Definition
Carbinoxamine is a first‑generation antihistamine that acts as an H₁‑receptor antagonist, used primarily to alleviate symptoms of allergic conditions such as rhinitis, urticaria, and conjunctivitis.
Overview
Developed in the 1970s, carbinoxamine is administered orally in tablet or syrup form, often as the maleate salt. It was marketed under various brand names, including Bencard and Alacarb. In many countries it is available by prescription, while in the United States it was withdrawn from over‑the‑counter sale in the early 2000s due to concerns about sedation and anticholinergic side effects. The drug exhibits typical first‑generation antihistamine properties, including central nervous system penetration leading to drowsiness, dry mouth, and impaired coordination.
Etymology / Origin
The name “carbinoxamine” combines elements that describe its chemical structure: “carb‑” refers to a carbamyl (carboxamide) group, “ox” denotes the presence of an oxygen‑containing moiety, and “‑amine” indicates an amine functional group. Accurate information about the precise rationale for the naming by the original manufacturers is not confirmed.
Characteristics
- Chemical classification: Pyridylamine derivative; the active form is carbinoxamine maleate.
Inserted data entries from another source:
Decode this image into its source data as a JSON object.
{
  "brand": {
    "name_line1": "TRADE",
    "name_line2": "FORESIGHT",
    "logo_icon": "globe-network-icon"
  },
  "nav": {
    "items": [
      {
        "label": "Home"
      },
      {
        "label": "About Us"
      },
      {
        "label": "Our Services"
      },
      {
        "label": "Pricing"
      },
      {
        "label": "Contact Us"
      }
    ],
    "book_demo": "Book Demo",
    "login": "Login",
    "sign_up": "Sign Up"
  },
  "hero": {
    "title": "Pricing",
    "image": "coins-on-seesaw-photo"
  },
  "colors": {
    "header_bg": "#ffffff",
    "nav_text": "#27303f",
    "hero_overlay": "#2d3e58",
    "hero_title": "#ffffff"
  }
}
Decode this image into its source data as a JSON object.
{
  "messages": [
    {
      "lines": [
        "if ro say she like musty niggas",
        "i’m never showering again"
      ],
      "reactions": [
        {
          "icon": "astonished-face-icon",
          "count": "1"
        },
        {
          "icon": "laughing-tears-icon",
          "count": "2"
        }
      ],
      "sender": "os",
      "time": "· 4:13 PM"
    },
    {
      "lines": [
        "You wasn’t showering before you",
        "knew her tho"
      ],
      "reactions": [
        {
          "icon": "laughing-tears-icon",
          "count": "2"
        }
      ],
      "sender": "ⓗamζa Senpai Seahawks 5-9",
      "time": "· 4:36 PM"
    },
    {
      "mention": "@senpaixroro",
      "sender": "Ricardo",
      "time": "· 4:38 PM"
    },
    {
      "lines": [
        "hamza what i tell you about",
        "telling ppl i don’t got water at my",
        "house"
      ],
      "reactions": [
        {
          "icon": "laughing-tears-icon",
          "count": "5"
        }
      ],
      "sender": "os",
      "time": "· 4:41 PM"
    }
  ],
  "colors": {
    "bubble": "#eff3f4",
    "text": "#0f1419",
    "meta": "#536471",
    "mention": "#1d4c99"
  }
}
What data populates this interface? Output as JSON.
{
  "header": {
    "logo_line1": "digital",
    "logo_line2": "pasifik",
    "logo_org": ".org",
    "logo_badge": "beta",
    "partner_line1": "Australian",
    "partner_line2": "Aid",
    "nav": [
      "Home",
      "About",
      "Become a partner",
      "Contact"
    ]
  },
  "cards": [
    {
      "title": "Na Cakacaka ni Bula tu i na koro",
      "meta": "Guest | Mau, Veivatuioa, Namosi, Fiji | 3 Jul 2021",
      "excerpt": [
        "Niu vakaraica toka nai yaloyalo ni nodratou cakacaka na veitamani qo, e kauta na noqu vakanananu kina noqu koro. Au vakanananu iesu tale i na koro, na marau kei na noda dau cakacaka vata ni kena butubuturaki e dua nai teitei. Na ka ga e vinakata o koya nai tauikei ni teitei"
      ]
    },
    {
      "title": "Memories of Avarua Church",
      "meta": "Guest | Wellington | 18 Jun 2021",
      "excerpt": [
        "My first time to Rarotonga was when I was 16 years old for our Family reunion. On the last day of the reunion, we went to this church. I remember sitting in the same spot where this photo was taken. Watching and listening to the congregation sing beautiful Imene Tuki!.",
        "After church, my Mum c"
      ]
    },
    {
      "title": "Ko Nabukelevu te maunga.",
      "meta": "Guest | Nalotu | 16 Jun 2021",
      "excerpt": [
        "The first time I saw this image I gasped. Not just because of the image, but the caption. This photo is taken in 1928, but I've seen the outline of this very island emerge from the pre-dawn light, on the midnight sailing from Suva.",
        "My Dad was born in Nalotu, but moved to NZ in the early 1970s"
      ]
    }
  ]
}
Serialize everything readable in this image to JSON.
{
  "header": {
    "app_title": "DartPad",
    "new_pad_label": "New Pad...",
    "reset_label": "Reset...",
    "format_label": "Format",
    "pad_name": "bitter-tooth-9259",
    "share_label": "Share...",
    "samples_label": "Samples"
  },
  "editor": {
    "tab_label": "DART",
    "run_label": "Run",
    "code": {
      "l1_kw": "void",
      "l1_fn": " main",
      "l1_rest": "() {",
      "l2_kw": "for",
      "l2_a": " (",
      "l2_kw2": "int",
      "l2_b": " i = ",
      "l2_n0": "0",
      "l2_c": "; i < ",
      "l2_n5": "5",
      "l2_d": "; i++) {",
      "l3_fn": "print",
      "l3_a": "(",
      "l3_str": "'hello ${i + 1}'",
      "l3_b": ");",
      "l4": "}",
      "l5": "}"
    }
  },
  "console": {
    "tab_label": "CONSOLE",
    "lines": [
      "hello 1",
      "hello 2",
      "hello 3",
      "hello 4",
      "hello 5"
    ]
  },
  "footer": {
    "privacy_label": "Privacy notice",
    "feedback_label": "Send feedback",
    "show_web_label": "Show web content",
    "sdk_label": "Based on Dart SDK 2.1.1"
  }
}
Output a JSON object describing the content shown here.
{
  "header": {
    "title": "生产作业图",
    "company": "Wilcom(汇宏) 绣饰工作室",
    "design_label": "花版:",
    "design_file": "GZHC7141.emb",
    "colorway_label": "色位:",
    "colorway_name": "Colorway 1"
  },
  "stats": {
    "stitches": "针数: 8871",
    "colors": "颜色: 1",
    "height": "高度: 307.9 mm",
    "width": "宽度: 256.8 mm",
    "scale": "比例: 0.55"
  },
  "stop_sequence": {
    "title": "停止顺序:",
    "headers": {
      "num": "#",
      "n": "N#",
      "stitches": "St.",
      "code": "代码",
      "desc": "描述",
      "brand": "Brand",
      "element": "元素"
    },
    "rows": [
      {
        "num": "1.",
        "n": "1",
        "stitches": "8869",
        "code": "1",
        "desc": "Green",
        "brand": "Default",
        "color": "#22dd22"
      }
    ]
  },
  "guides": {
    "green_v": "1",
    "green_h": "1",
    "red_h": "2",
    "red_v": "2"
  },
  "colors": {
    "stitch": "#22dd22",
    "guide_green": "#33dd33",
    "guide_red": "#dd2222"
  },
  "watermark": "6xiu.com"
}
- Pharmacodynamics: Competitive blockade of peripheral and central H₁ histamine receptors, reducing vasodilation, edema, and pruritus associated with allergic reactions. It also exhibits weak anticholinergic activity.
- Pharmacokinetics: Well absorbed after oral administration; reaches peak plasma concentrations within 1–2 hours. It is extensively metabolized in the liver, primarily via oxidative pathways, and eliminated mainly in the urine. The elimination half‑life ranges from 5 to 7 hours in healthy adults.
- Therapeutic uses: Relief of symptoms of seasonal and perennial allergic rhinitis, acute urticaria, allergic conjunctivitis, and occasionally as an adjunct in the treatment of asthma‑related bronchospasm.
- Adverse effects: Common side effects include sedation, drowsiness, dry mouth, blurred vision, and urinary retention. Rare but serious reactions may involve paradoxical excitability or hypersensitivity.
- Regulatory status: Prescription‑only in most jurisdictions; withdrawn from the US over‑the‑counter market in 2005.
Related Topics
- First‑generation antihistamines (e.g., diphenhydramine, chlorpheniramine)
- H₁‑receptor antagonists
- Allergic rhinitis and urticaria management
- Anticholinergic side effects of antihistamines
- Drug‑induced sedation and its impact on driving safety
- Pharmacology of histamine and its receptors.